L’expressivité du monde présenté par Schulz – dans la prose ou dans les arts graphiques – a provoqué un intérêt toujours croissant non seulement pour son œuvre, mais aussi pour sa biographie – reconstruite il y a plusieurs années par Jerzy Ficowski á partir des souvenirs de sa famille et ses amis et cependant toujours pleine de mystères. Par exemple, on ne sait toujours pas si le roman "Mesjasz(Le Messie)" dont l’écrivain parle dans ces lettres, a été écrit. De toute façon jusqu’à maintenant on n’en a pas trouvé une trace.

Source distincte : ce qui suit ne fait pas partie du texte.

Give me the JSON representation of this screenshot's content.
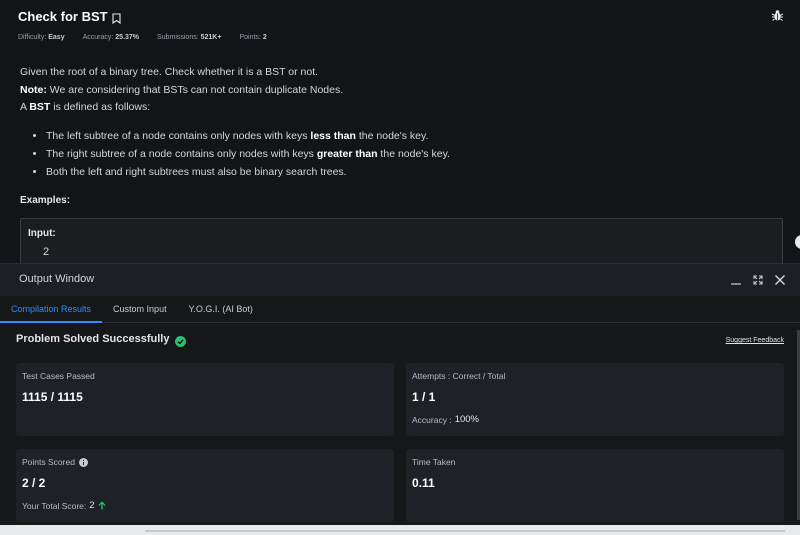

L’année 2001 a apporté la solution d’un des mystères: les peintures murales faites peu avant sa mort tragique dans la "villa de Landau" (le 19 novembre 1942 l’écrivain a été fusillé par un officier de la Gestapo dans une rue de Drohobycz) ont été découvertes (et photographiées) par un cinéaste allemand, Benjamin Geissler, bien que pendant presque cinquante années soient considérées comme détruites. Malheureusement elles ont été détruites également après la découverte, quand les représentants de l’Institut de la Mémoire Yad Vashem israélien en ont sorti de l’Ukraine en cachette de grands fragments (les morceaux restants ont été transmis au musée "Drohobyczyna"de Drohobycz; en Pologne ils ont été présenté pour la première fois en 2003 à Varsovie, à Wroclaw et à Gdansk dans l’exposition
REPUBLIKA MARZEN / LA REPUBLIQUE DES REVES, préparée par l’Agence Kontakt de Gdansk et le Musée de la Littérature de Varsovie).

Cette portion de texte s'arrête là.